ИР: Это же был лишь пример. На самом деле «дурь» очень часто содержится в самом столкновении тех параметров, которые раньше никогда не сталкивались.
ЮО: Мне в этом смысле интересней швейцарцы, которые просто берут и делают лёгкий, еле заметный обратный контраст везде, во всей кассе.
ИР: Согласен, это ещё одна иллюстрация того, о чём я говорил. Швейцарцам ещё и другое свойственно — в области дисплейных шрифтов. Они сейчас стали, на мой взгляд, лидерами в эксперименте формообразования. Они ради достижения цели ломают форму как хотят.
ЮО: Пример?
ИР: Euclid, у которого стойка выглядит как зигзаг.
Шрифт Euclid студии Swiss Typefaces. Изображение с сайта студии.
ЮО: Я бы сказал, что это немного привет 1990-м, но почему-то он выглядит свежим.
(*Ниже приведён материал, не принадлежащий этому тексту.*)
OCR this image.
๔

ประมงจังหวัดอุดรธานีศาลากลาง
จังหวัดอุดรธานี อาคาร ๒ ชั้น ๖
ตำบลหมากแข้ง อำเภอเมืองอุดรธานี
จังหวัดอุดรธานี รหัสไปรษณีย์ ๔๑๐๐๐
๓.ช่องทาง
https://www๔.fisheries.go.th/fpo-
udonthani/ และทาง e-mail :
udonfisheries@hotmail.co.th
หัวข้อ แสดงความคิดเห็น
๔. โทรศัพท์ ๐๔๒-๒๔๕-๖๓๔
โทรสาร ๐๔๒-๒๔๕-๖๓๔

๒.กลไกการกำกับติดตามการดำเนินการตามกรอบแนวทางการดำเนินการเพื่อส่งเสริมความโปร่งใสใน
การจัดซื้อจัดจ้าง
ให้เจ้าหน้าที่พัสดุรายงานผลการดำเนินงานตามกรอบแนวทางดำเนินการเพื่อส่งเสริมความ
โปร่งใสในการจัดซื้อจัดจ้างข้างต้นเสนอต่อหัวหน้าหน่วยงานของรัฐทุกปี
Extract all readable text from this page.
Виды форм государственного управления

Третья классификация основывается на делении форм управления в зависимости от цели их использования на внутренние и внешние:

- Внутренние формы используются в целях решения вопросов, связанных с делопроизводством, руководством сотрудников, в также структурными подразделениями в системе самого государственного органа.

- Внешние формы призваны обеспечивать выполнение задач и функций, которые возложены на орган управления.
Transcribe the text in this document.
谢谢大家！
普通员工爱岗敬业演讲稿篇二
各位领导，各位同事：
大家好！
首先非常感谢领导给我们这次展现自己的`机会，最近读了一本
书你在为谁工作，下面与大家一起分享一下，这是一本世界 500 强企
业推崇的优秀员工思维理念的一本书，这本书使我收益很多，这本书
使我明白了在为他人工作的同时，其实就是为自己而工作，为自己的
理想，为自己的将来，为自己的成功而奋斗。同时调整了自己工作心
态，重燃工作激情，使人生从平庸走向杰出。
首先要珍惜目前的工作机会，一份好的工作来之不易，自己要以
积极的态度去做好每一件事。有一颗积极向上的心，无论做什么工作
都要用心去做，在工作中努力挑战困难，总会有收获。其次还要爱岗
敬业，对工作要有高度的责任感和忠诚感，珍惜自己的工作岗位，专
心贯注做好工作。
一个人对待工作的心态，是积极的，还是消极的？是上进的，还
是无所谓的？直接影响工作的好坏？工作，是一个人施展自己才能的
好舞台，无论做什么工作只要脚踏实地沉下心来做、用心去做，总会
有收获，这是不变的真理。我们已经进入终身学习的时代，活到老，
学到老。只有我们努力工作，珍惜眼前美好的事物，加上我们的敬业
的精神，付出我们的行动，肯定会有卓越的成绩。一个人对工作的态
ИР: А это потому, что, во-первых, никто до этого так не делал, во-вторых, это простое решение. Как раз то, о чём я говорил вначале: он выглядит современным только потому, что просто рождён. Есть другой пример — Dala Prisma от Commercial Type. В Dala Prisma каждый штрих написан как бы много раз более узким пером. Похожий пример от Hoefler — Obsidian, который Энди Клаймер делал с внутренними тенюшками а-ля гравюра.
ЮО: А шрифты еngraved?
ИР: Шрифты еngraved выглядят современными по другой причине. На мой взгляд, вся линейка Dala смотрится свежей, потому что она возникла при столкновении разных стилей. С одной стороны, это классическая антиква, широкое перо, которое чувствуется во всём, в каждом знаке. С другой стороны — идея, донесённая простыми, но крайне современными способами. То есть антиква взяла и превратилась в очень сильно разобранный на запчасти трафарет, где каждый элемент максимально примитивен. Где надо — кружочек, где надо — простое движение широкого пера.
ЮО: Он очень сложный.
ИР: Согласен, выглядит сложным. Но выглядит он и современным, потому что в нём сталкиваются эпохи, стили.
ЮО: Думаю, что знаю, какое у него есть качество. Сейчас оно мне кажется правильным: и Dala Floda, и Obsidian очень лихо сделаны. При этом я могу утверждать, что именно из-за этой лихости они выглядят сегодняшними, потому что там есть какой-то напор, быстрота. Но я уверен, что лет через десять, когда эти шрифты уже точно не будут сегодняшними, лихость никуда не уйдёт.
Obsidian Энди Клаймера. Изображение с сайта typography.com
ИР: Лихость, конечно, не уйдёт, но вот мода, модность — они будут другими.
ЮО: Тогда надо определить, что такое «модность».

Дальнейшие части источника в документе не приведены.